Warden
Modern software is full of user-editable configuration files. That flexibility is powerful — but from an administrator's perspective, it creates a gap: you can deploy an application, but you cannot guarantee that users will keep it configured the way your organization requires.
Warden closes that gap. It is a policy enforcement agent that runs silently on endpoints, watches specific files for changes, and automatically corrects values that violate your rules — without taking control of the file away from the user.
The problem Warden solves
Think about tools like Claude Code or VSCode. Each of them stores its configuration in a file that the user can freely edit:
- A user adds an arbitrary MCP server to their Claude config, connecting their AI assistant to an unapproved third-party service.

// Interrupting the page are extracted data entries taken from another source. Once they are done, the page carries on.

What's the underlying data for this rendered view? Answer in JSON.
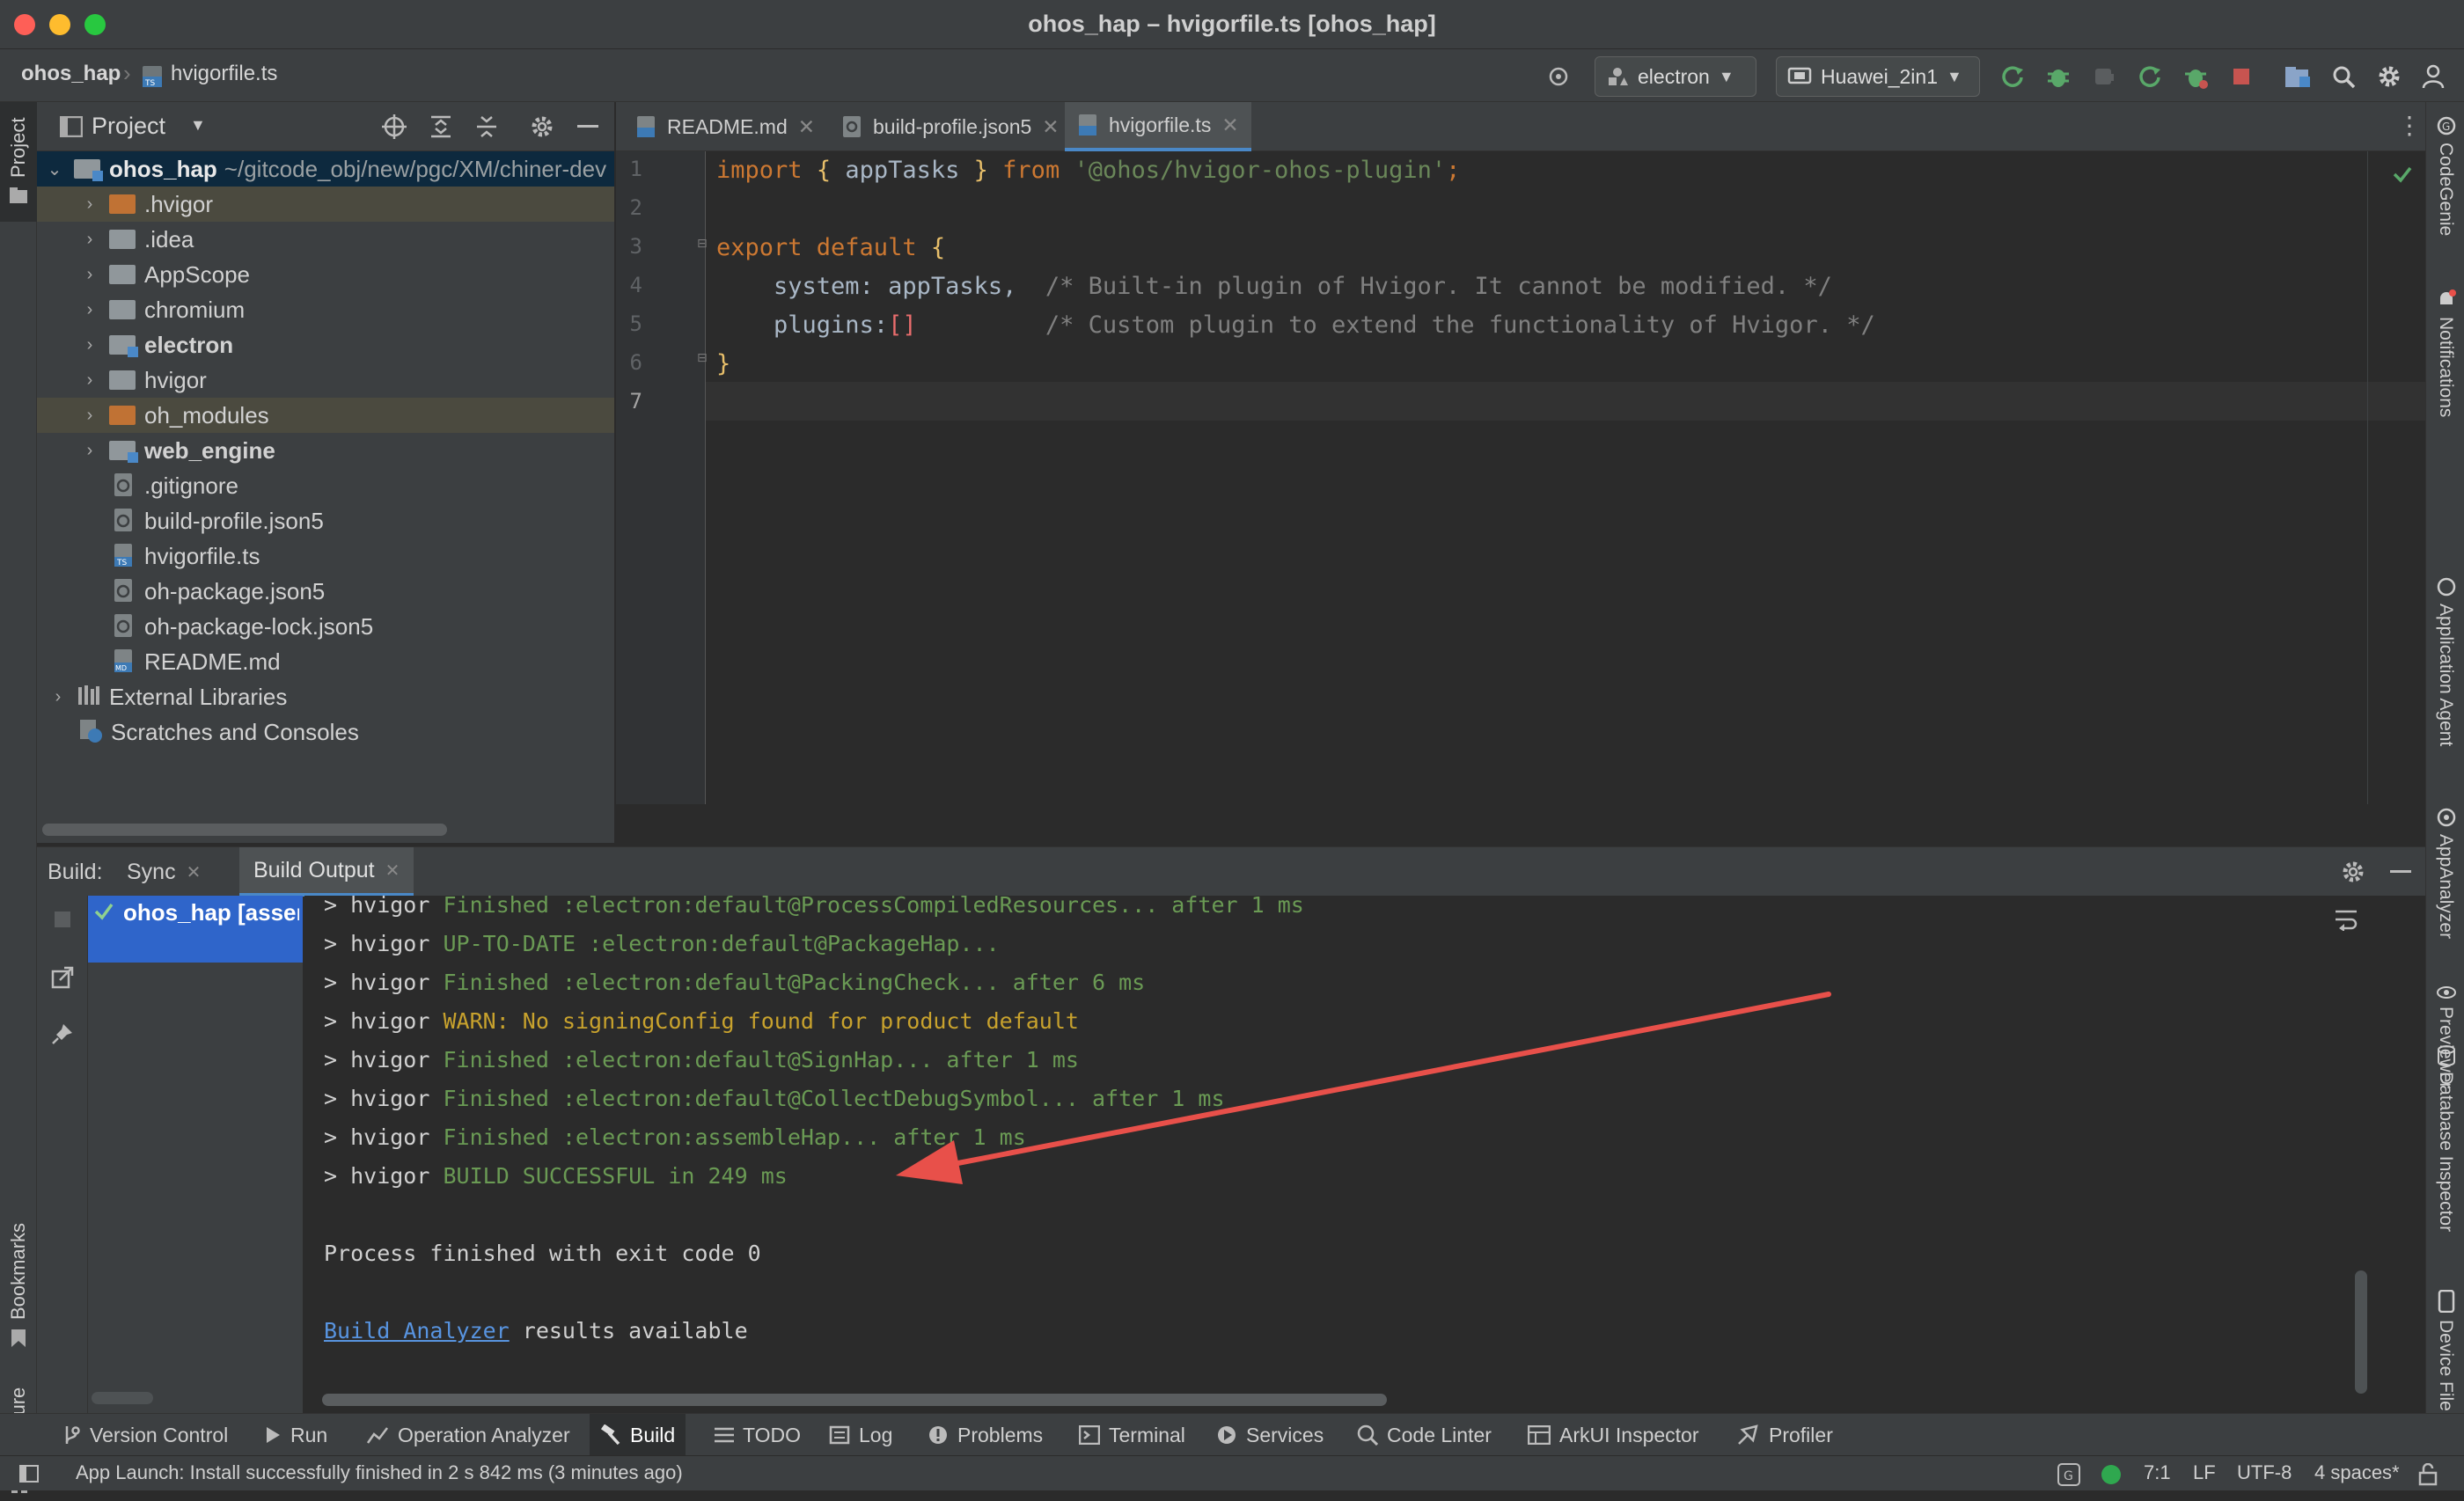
{
  "window": {
    "title": "ohos_hap – hvigorfile.ts [ohos_hap]"
  },
  "breadcrumb": {
    "project": "ohos_hap",
    "file": "hvigorfile.ts"
  },
  "toolbar": {
    "module": "electron",
    "device": "Huawei_2in1"
  },
  "project_panel": {
    "title": "Project",
    "root": {
      "name": "ohos_hap",
      "path": "~/gitcode_obj/new/pgc/XM/chiner-dev"
    },
    "items": [
      {
        "label": ".hvigor",
        "kind": "folder-excluded"
      },
      {
        "label": ".idea",
        "kind": "folder"
      },
      {
        "label": "AppScope",
        "kind": "folder"
      },
      {
        "label": "chromium",
        "kind": "folder"
      },
      {
        "label": "electron",
        "kind": "module"
      },
      {
        "label": "hvigor",
        "kind": "folder"
      },
      {
        "label": "oh_modules",
        "kind": "folder-excluded"
      },
      {
        "label": "web_engine",
        "kind": "module"
      },
      {
        "label": ".gitignore",
        "kind": "file"
      },
      {
        "label": "build-profile.json5",
        "kind": "file"
      },
      {
        "label": "hvigorfile.ts",
        "kind": "ts-file"
      },
      {
        "label": "oh-package.json5",
        "kind": "file"
      },
      {
        "label": "oh-package-lock.json5",
        "kind": "file"
      },
      {
        "label": "README.md",
        "kind": "md-file"
      }
    ],
    "external": "External Libraries",
    "scratches": "Scratches and Consoles"
  },
  "editor_tabs": [
    "README.md",
    "build-profile.json5",
    "hvigorfile.ts"
  ],
  "code": {
    "line_numbers": [
      "1",
      "2",
      "3",
      "4",
      "5",
      "6",
      "7"
    ],
    "l1_import": "import",
    "l1_brace_open": "{",
    "l1_name": " appTasks ",
    "l1_brace_close": "}",
    "l1_from": "from",
    "l1_str": "'@ohos/hvigor-ohos-plugin'",
    "l1_semi": ";",
    "l3_export": "export default",
    "l3_brace": "{",
    "l4_key": "system: appTasks,",
    "l4_comment": "/* Built-in plugin of Hvigor. It cannot be modified. */",
    "l5_key": "plugins:",
    "l5_arr": "[]",
    "l5_comment": "/* Custom plugin to extend the functionality of Hvigor. */",
    "l6_brace": "}"
  },
  "build_panel": {
    "label": "Build:",
    "tabs": [
      "Sync",
      "Build Output"
    ],
    "tree_item": "ohos_hap [assem",
    "prefix": "> hvigor",
    "lines": [
      {
        "text": "Finished :electron:default@ProcessCompiledResources... after 1 ms",
        "kind": "ok"
      },
      {
        "text": "UP-TO-DATE :electron:default@PackageHap...",
        "kind": "ok"
      },
      {
        "text": "Finished :electron:default@PackingCheck... after 6 ms",
        "kind": "ok"
      },
      {
        "text": "WARN: No signingConfig found for product default",
        "kind": "warn"
      },
      {
        "text": "Finished :electron:default@SignHap... after 1 ms",
        "kind": "ok"
      },
      {
        "text": "Finished :electron:default@CollectDebugSymbol... after 1 ms",
        "kind": "ok"
      },
      {
        "text": "Finished :electron:assembleHap... after 1 ms",
        "kind": "ok"
      },
      {
        "text": "BUILD SUCCESSFUL in 249 ms",
        "kind": "ok"
      }
    ],
    "process_line": "Process finished with exit code 0",
    "analyzer_link": "Build Analyzer",
    "analyzer_rest": " results available"
  },
  "left_strip": {
    "project": "Project",
    "bookmarks": "Bookmarks",
    "structure": "Structure"
  },
  "right_strip": [
    "CodeGenie",
    "Notifications",
    "Application Agent",
    "AppAnalyzer",
    "Previewer",
    "Database Inspector",
    "Device File"
  ],
  "tool_windows": [
    "Version Control",
    "Run",
    "Operation Analyzer",
    "Build",
    "TODO",
    "Log",
    "Problems",
    "Terminal",
    "Services",
    "Code Linter",
    "ArkUI Inspector",
    "Profiler"
  ],
  "status": {
    "message": "App Launch: Install successfully finished in 2 s 842 ms (3 minutes ago)",
    "position": "7:1",
    "line_sep": "LF",
    "encoding": "UTF-8",
    "indent": "4 spaces*"
  },
  "colors": {
    "accent": "#4a88c7",
    "success": "#6a9a54",
    "warn": "#c8a22d",
    "annotation_arrow": "#e8504a"
  }
}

- VSCode that doesn't allow administrators to enforce most of the settings.
MDM profiles can lock a config file completely — but that removes user agency and often breaks the tool. Warden takes a different approach: users keep full control of their settings, and Warden enforces only the values that matter.

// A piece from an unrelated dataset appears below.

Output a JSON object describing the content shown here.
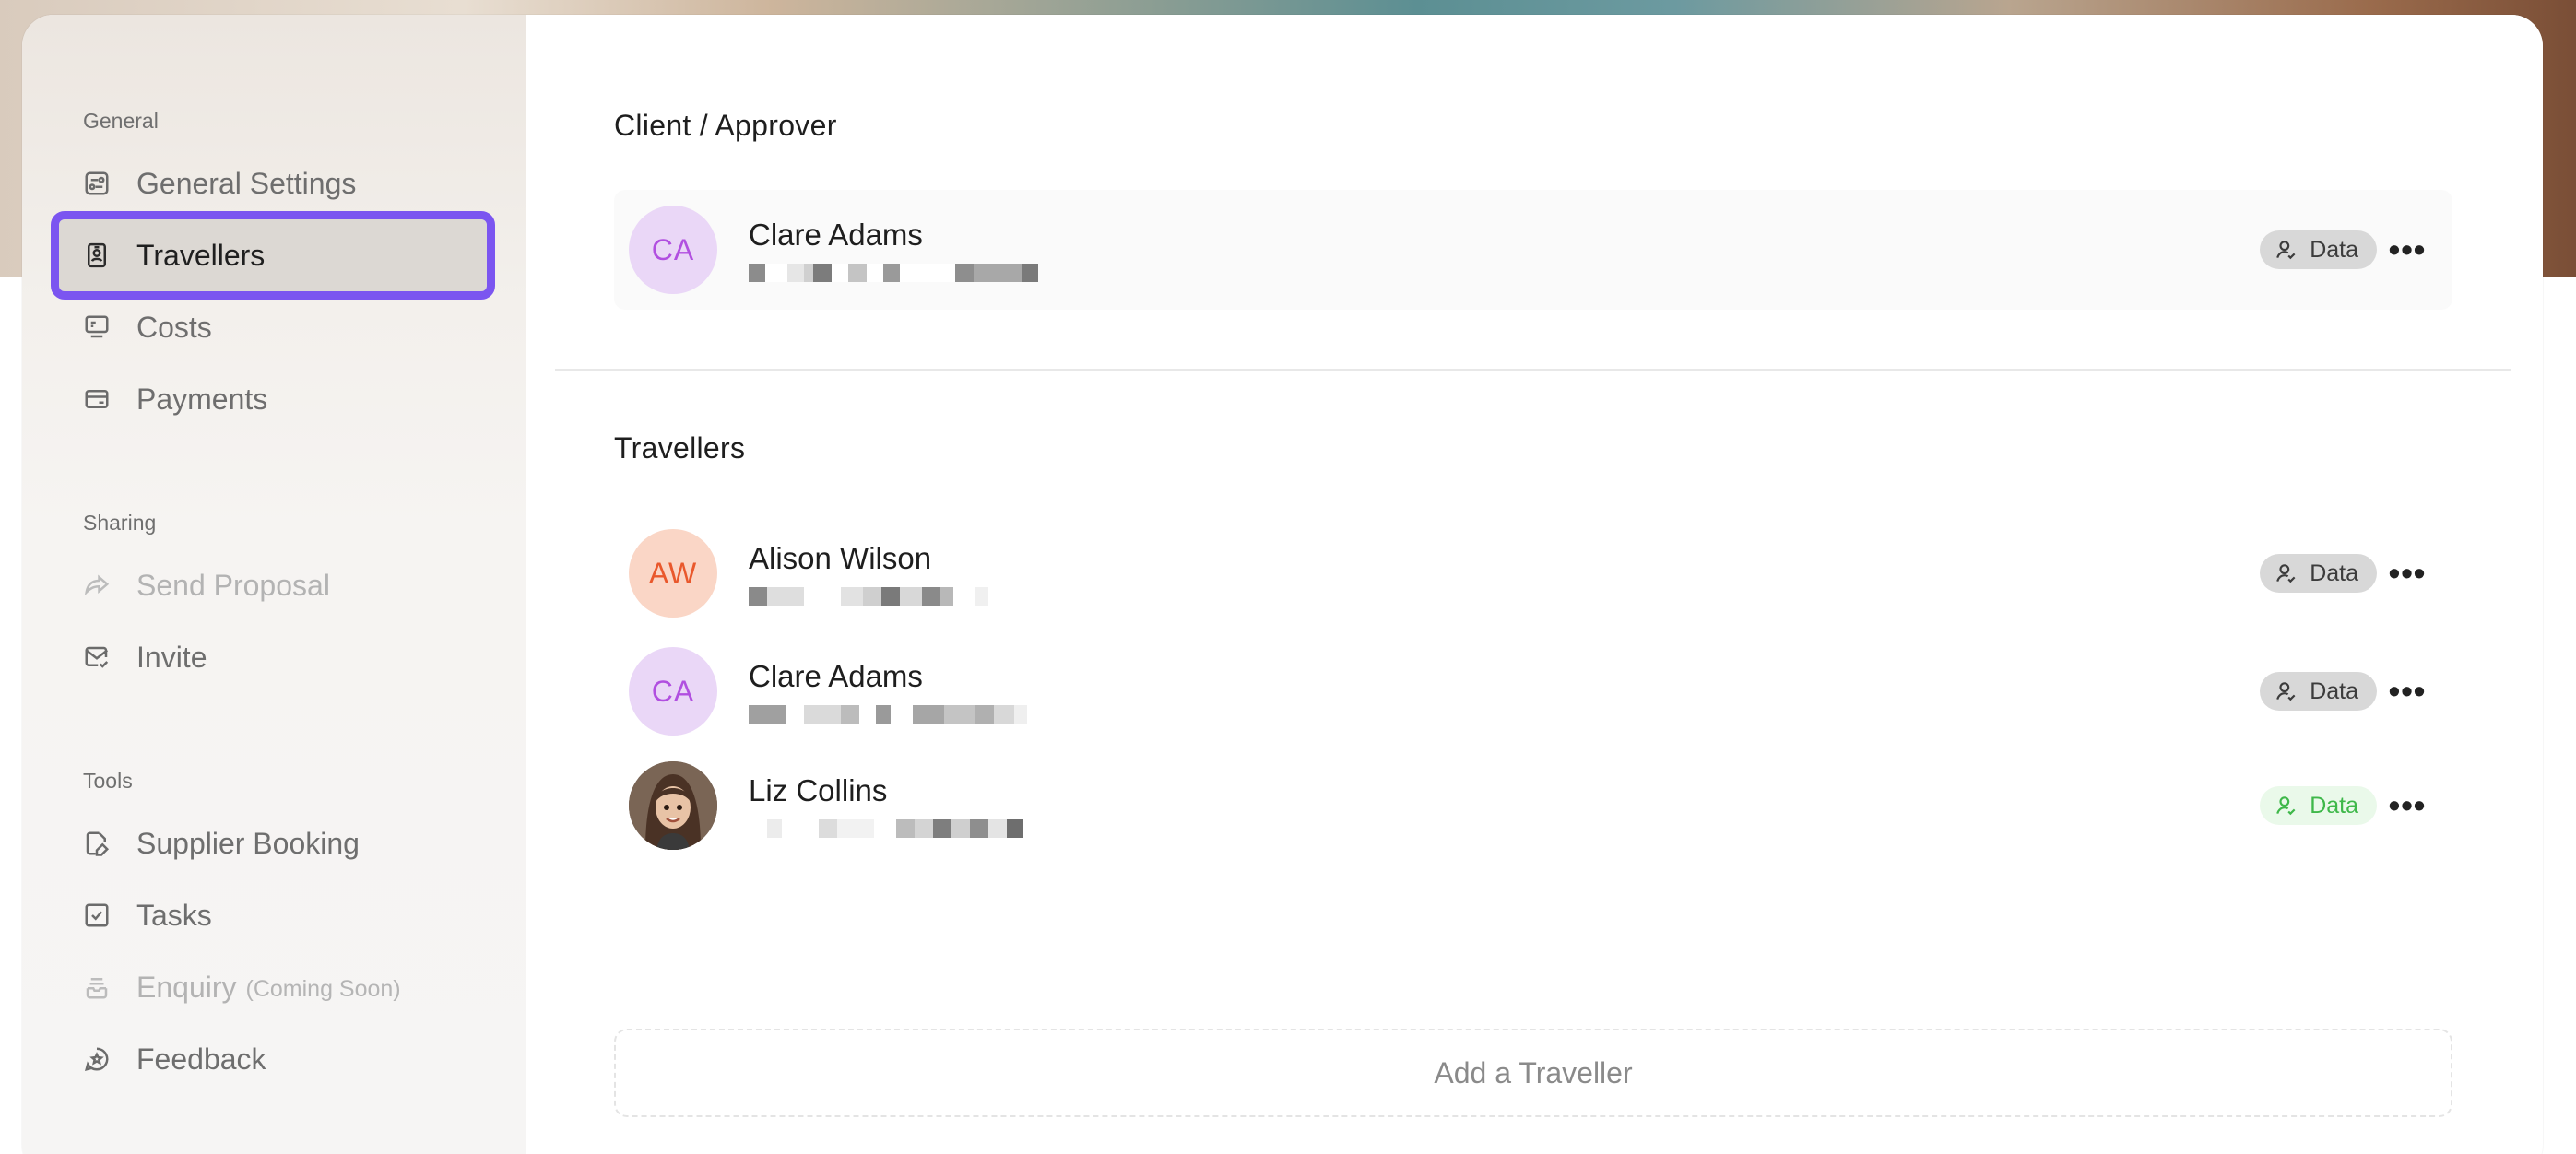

If a user changes a setting Warden is enforcing, Warden detects the change the moment the file is saved and corrects just that value. Everything else the user configured stays intact.
How it works
Warden is driven by rules — YAML files that describe:
- Which file to watch — a path, a list of paths, or a regex.

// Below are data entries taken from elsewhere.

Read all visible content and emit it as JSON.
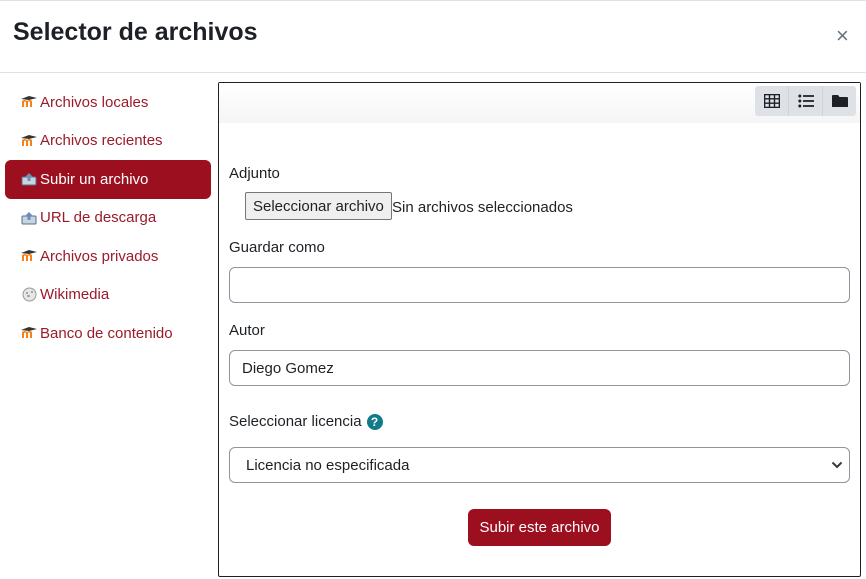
{
  "dialog": {
    "title": "Selector de archivos",
    "close_label": "×"
  },
  "sidebar": {
    "items": [
      {
        "label": "Archivos locales",
        "icon": "moodle-icon"
      },
      {
        "label": "Archivos recientes",
        "icon": "moodle-icon"
      },
      {
        "label": "Subir un archivo",
        "icon": "upload-icon",
        "active": true
      },
      {
        "label": "URL de descarga",
        "icon": "url-download-icon"
      },
      {
        "label": "Archivos privados",
        "icon": "moodle-icon"
      },
      {
        "label": "Wikimedia",
        "icon": "wikimedia-icon"
      },
      {
        "label": "Banco de contenido",
        "icon": "moodle-icon"
      }
    ]
  },
  "toolbar": {
    "views": [
      "grid-view-icon",
      "list-view-icon",
      "folder-view-icon"
    ]
  },
  "form": {
    "attachment_label": "Adjunto",
    "choose_file_button": "Seleccionar archivo",
    "no_file_text": "Sin archivos seleccionados",
    "save_as_label": "Guardar como",
    "save_as_value": "",
    "author_label": "Autor",
    "author_value": "Diego Gomez",
    "license_label": "Seleccionar licencia",
    "license_value": "Licencia no especificada",
    "submit_label": "Subir este archivo"
  },
  "colors": {
    "accent": "#9b0f1f",
    "link": "#9b1b2a",
    "help": "#117a8b"
  }
}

- What to look for — patterns that match text, JSON values, regex, or jq expressions.
- What to do when a match is found — correct the value, delete the entry, recreate the file, or send an alert.
Rules are deployed to endpoints through your MDM solution. Warden picks them up automatically, starts watching the target files, and enforces the policies on every save.
Why not existing tools?
There are established tools for policy enforcement and compliance on macOS. None of them are designed for this specific problem.
MDM configuration profiles
MDM solutions like Jamf, Kandji, and Mosyle can lock files completely by pushing configuration profiles — but that removes user agency and often breaks the application. More critically, configuration profiles only work with predefined Apple preference domains. They have no ability to enforce arbitrary values inside a JSON, YAML, or TOML config file written by a third-party application.
OpenSCAP (Red Hat)
OpenSCAP is a compliance scanning and remediation tool built around security frameworks like CIS benchmarks and HIPAA. It runs on a schedule, reports what is out of compliance, and can apply remediation scripts. It is designed for OS-level settings and CVE mitigation — not for watching a developer tool's config file and correcting a specific JSON key the moment a user saves it.
osquery (Meta)
osquery provides real-time file integrity monitoring through SQL-like queries and is widely used for security observability. It can detect the moment a file changes, but it is a pure observability tool — it has no ability to remediate. Enforcement requires wiring osquery events into a separate automation pipeline, adding significant operational complexity for what should be a simple rule.
Ansible (Red Hat)
Ansible can enforce file content through playbooks using modules like lineinfile, but it is fundamentally batch-oriented. It runs on a schedule or when triggered manually — not continuously. A user can change a config value and it stays changed until the next Ansible run. Ansible also cannot surgically correct a single value within a structured file without risk of breaking the surrounding content.
What Warden does differently
Warden is purpose-built for the gap these tools leave. It enforces specific values inside application config files in real time — the moment a file is saved — and corrects only the violating value, leaving everything else the user configured untouched. No scheduler, no pipeline, no full-file replacement (unless intended).